Process was previously thought to be permanently interrupted.

Stanford University School of Medicine researchers found that switching off a single malfunctioning gene, c-Myc, which produces a protein that promotes cell division, not only stopped uncontrolled cell division but also reactivated senescence in mice.


“What was unexpected was just the fact that cancer cells had retained the ability to undergo senescence at all,” says Dean Felsher, M.D., Ph.D., associate professor of medicine and pathology. Researchers have long thought the senescence process had to be irreversibly disrupted for a tumor to develop.


Although Dr.

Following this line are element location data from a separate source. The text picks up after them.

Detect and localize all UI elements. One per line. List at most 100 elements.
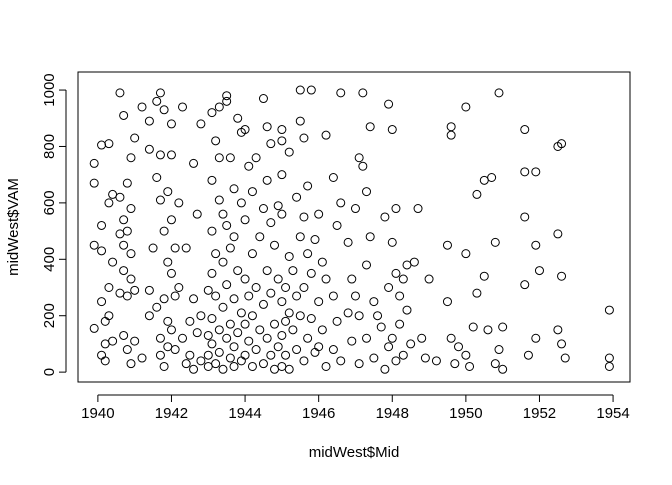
point	[406, 339, 416, 349]
point	[310, 347, 320, 357]
point	[100, 316, 110, 326]
point	[266, 288, 276, 298]
point	[89, 158, 99, 168]
point	[560, 353, 570, 363]
point	[523, 350, 533, 360]
point	[203, 350, 213, 360]
point	[144, 144, 154, 154]
point	[100, 356, 110, 366]
point	[104, 139, 114, 149]
point	[336, 88, 346, 98]
point	[531, 240, 541, 250]
x-tick-label: 1948	[376, 405, 409, 422]
point	[222, 220, 232, 230]
y-axis-title: midWest$VAM	[5, 178, 22, 276]
point	[189, 158, 199, 168]
point	[196, 356, 206, 366]
point	[119, 215, 129, 225]
point	[166, 268, 176, 278]
point	[97, 246, 107, 256]
point	[207, 108, 217, 118]
point	[557, 271, 567, 281]
point	[306, 314, 316, 324]
point	[288, 325, 298, 335]
point	[270, 319, 280, 329]
point	[244, 336, 254, 346]
point	[281, 350, 291, 360]
plot-box	[77, 71, 631, 383]
point	[119, 266, 129, 276]
point	[490, 359, 500, 369]
point	[97, 350, 107, 360]
point	[409, 257, 419, 267]
point	[303, 249, 313, 259]
point	[192, 209, 202, 219]
point	[402, 305, 412, 315]
point	[498, 322, 508, 332]
point	[384, 283, 394, 293]
point	[244, 161, 254, 171]
point	[424, 274, 434, 284]
point	[163, 257, 173, 267]
point	[303, 333, 313, 343]
x-tick-label: 1946	[302, 405, 335, 422]
point	[387, 333, 397, 343]
point	[108, 336, 118, 346]
point	[262, 175, 272, 185]
point	[203, 330, 213, 340]
point	[431, 356, 441, 366]
point	[211, 136, 221, 146]
point	[225, 319, 235, 329]
point	[420, 353, 430, 363]
y-tick-label: 0	[41, 368, 58, 376]
point	[122, 226, 132, 236]
point	[461, 102, 471, 112]
point	[292, 291, 302, 301]
point	[402, 260, 412, 270]
point	[387, 125, 397, 135]
point	[362, 260, 372, 270]
point	[398, 274, 408, 284]
point	[166, 150, 176, 160]
point	[442, 240, 452, 250]
point	[380, 364, 390, 374]
point	[391, 268, 401, 278]
point	[155, 195, 165, 205]
point	[104, 283, 114, 293]
point	[494, 345, 504, 355]
point	[163, 342, 173, 352]
point	[155, 150, 165, 160]
point	[189, 364, 199, 374]
point	[108, 257, 118, 267]
x-tick-label: 1954	[596, 405, 629, 422]
point	[373, 311, 383, 321]
point	[155, 350, 165, 360]
point	[277, 361, 287, 371]
point	[207, 175, 217, 185]
point	[446, 333, 456, 343]
point	[299, 212, 309, 222]
point	[321, 274, 331, 284]
y-tick-label: 200	[41, 303, 58, 328]
point	[350, 204, 360, 214]
point	[130, 336, 140, 346]
point	[247, 361, 257, 371]
point	[534, 266, 544, 276]
point	[159, 105, 169, 115]
point	[115, 192, 125, 202]
point	[295, 232, 305, 242]
point	[369, 353, 379, 363]
point	[126, 249, 136, 259]
point	[314, 209, 324, 219]
point	[292, 192, 302, 202]
point	[442, 297, 452, 307]
point	[490, 237, 500, 247]
y-tick-label: 1000	[41, 73, 58, 106]
point	[236, 198, 246, 208]
point	[277, 209, 287, 219]
point	[178, 333, 188, 343]
point	[119, 110, 129, 120]
point	[181, 243, 191, 253]
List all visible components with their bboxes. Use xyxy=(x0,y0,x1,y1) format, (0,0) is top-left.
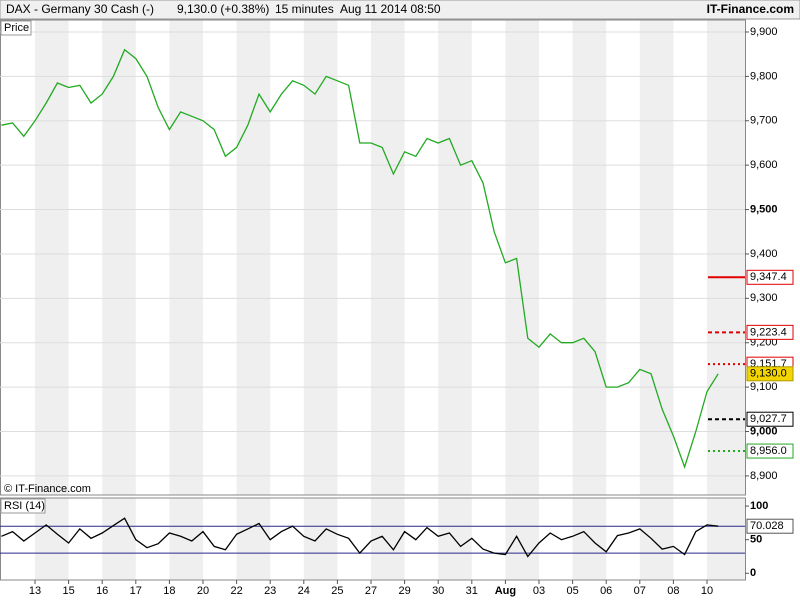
current-price-box xyxy=(746,366,794,382)
panel-title: RSI (14) xyxy=(4,500,45,512)
y-tick-label: 100 xyxy=(750,500,768,512)
x-tick-label: 08 xyxy=(667,585,679,597)
price-line xyxy=(1,48,719,470)
x-tick-label: 27 xyxy=(365,585,377,597)
day-band xyxy=(236,498,271,580)
x-tick-label: 17 xyxy=(130,585,142,597)
y-tick-label: 0 xyxy=(750,567,756,579)
day-band xyxy=(102,20,136,495)
x-tick-label: 13 xyxy=(29,585,41,597)
plot-layer: 8,9009,0009,1009,2009,3009,4009,5009,600… xyxy=(0,19,794,597)
source-note: © IT-Finance.com xyxy=(4,483,91,495)
x-tick-label: 15 xyxy=(62,585,74,597)
x-tick-label: 07 xyxy=(634,585,646,597)
x-tick-label: 29 xyxy=(398,585,410,597)
day-band xyxy=(707,498,745,580)
day-band xyxy=(102,498,136,580)
x-tick-label: Aug xyxy=(495,585,516,597)
interval: 15 minutes xyxy=(275,2,334,16)
x-tick-label: 16 xyxy=(96,585,108,597)
day-band xyxy=(438,20,472,495)
price-level-label: 8,956.0 xyxy=(750,445,787,457)
y-tick-label: 9,000 xyxy=(750,425,778,437)
quote: 9,130.0 (+0.38%) xyxy=(177,2,269,16)
x-tick-label: 06 xyxy=(600,585,612,597)
price-level-label: 9,347.4 xyxy=(750,271,787,283)
y-tick-label: 9,600 xyxy=(750,159,778,171)
y-tick-label: 50 xyxy=(750,534,762,546)
day-band xyxy=(303,20,338,495)
y-tick-label: 9,400 xyxy=(750,248,778,260)
day-band xyxy=(572,498,607,580)
panel-title-box xyxy=(0,20,32,36)
x-tick-label: 25 xyxy=(331,585,343,597)
y-tick-label: 8,900 xyxy=(750,470,778,482)
day-band xyxy=(236,20,271,495)
day-band xyxy=(572,20,607,495)
day-band xyxy=(505,20,539,495)
rsi-line xyxy=(1,517,719,558)
day-band xyxy=(639,20,674,495)
rsi-value-label: 70.028 xyxy=(750,520,784,532)
header-bar xyxy=(0,0,800,20)
y-tick-label: 9,700 xyxy=(750,115,778,127)
instrument: DAX - Germany 30 Cash (-) xyxy=(6,2,154,16)
day-band xyxy=(505,498,539,580)
price-level-label: 9,223.4 xyxy=(750,326,787,338)
x-tick-label: 05 xyxy=(566,585,578,597)
y-tick-label: 9,900 xyxy=(750,26,778,38)
price-level-box xyxy=(746,324,794,340)
y-tick-label: 9,100 xyxy=(750,381,778,393)
x-tick-label: 30 xyxy=(432,585,444,597)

Felsher’s lab had previously shown that mouse tumors diminished and disappeared when Myc was switched off, they hadn’t been sure how the process actually worked.


The researchers worked with a series of mice engineered to have Myc-triggered cancers of either the liver, blood, or bones along with a specially constructed version of the Myc gene that they could switch off by feeding the mice antibiotics.


While looking at enzymes associated with the senescence process as well as some molecular markers the sceintists confirmed their suspicion that the sudden diminishing of tumors might be due to the reactivation of some latent remnant of the trigger for senescence. Not only was senescence occurring in cells that had been thought to be incapable of it, the process was reactivated in all the different tumors they studied, including lymphoma, osteosarcoma, and hepatocellular carcinoma.


The study is published July 30 in the advance online version of the Proceedings of the National Academy of Sciences.